Incorporation of family history using Fam-meta
We first identified two separate samples, one with probands (n = 8362) who have both T2D disease status and genotypes available, while the other included relatives (n = 3780) who only have T2D status but no genotypes available. For the first sample, we used a logistic mixed-effects regression model to evaluate the association between proband’s T2D case–control status and individual genetic variants, adjusting for last exam age, sex, and the first two PCs that were significantly associated with T2D. We accounted for relatedness using a kinship matrix based on the FHS pedigree. The first regression analysis corresponds exactly to CC-GWAS. In the second sample, we first matched the relatives with their corresponding probands using Framingham family identifiers.
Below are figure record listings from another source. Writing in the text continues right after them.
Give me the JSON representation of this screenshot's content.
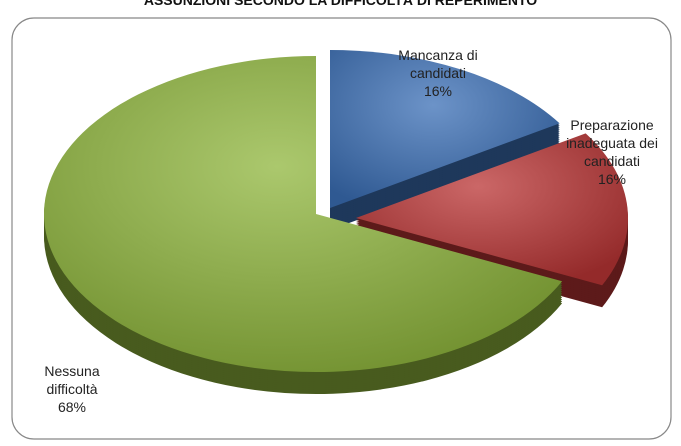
{
  "chart_data": {
    "type": "pie",
    "title": "ASSUNZIONI SECONDO LA DIFFICOLTÀ DI REPERIMENTO",
    "categories": [
      "Mancanza di candidati",
      "Preparazione inadeguata dei candidati",
      "Nessuna difficoltà"
    ],
    "values": [
      16,
      16,
      68
    ],
    "value_labels": [
      "16%",
      "16%",
      "68%"
    ],
    "colors": [
      "#3b6fb6",
      "#b93434",
      "#8fb53c"
    ]
  }
}
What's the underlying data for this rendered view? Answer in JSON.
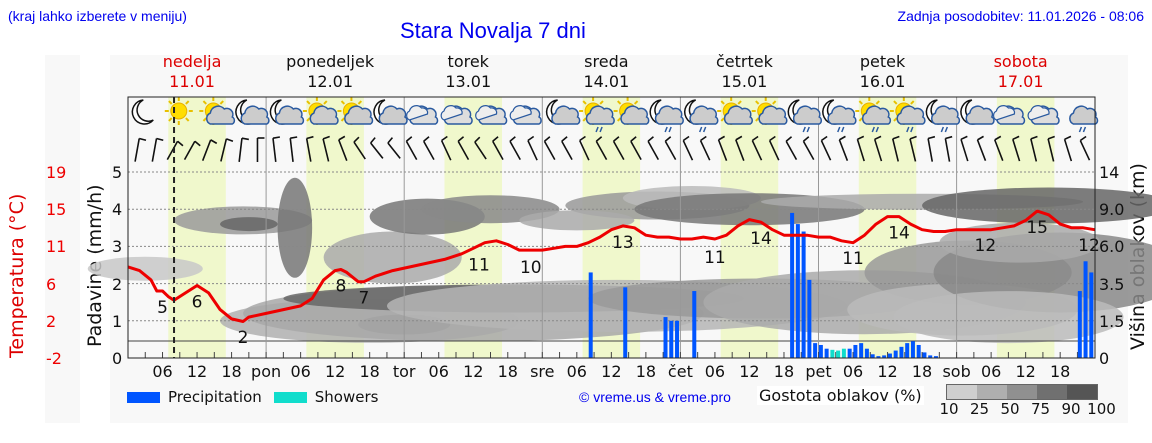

If a relative was related to multiple probands, the probands’ genotypes and phenotypes were averaged within the same family. Then, we used a logistic mixed-effects model to evaluate the association between relative’s T2D case–control status and imputed genetic variants based on probands’ genotypes, adjusting for proband’s phenotype, relative’s last exam age, relative’s sex, and the first two PCs. A kinship matrix was included to account for familial relatedness. For both regression models, we additionally adjusted for smoking status in a sensitivity analysis (see Additional File 1 for more details and results). Lastly, regression coefficients and variances from both regressions were combined using the meta-analysis formula provided in the original paper [6].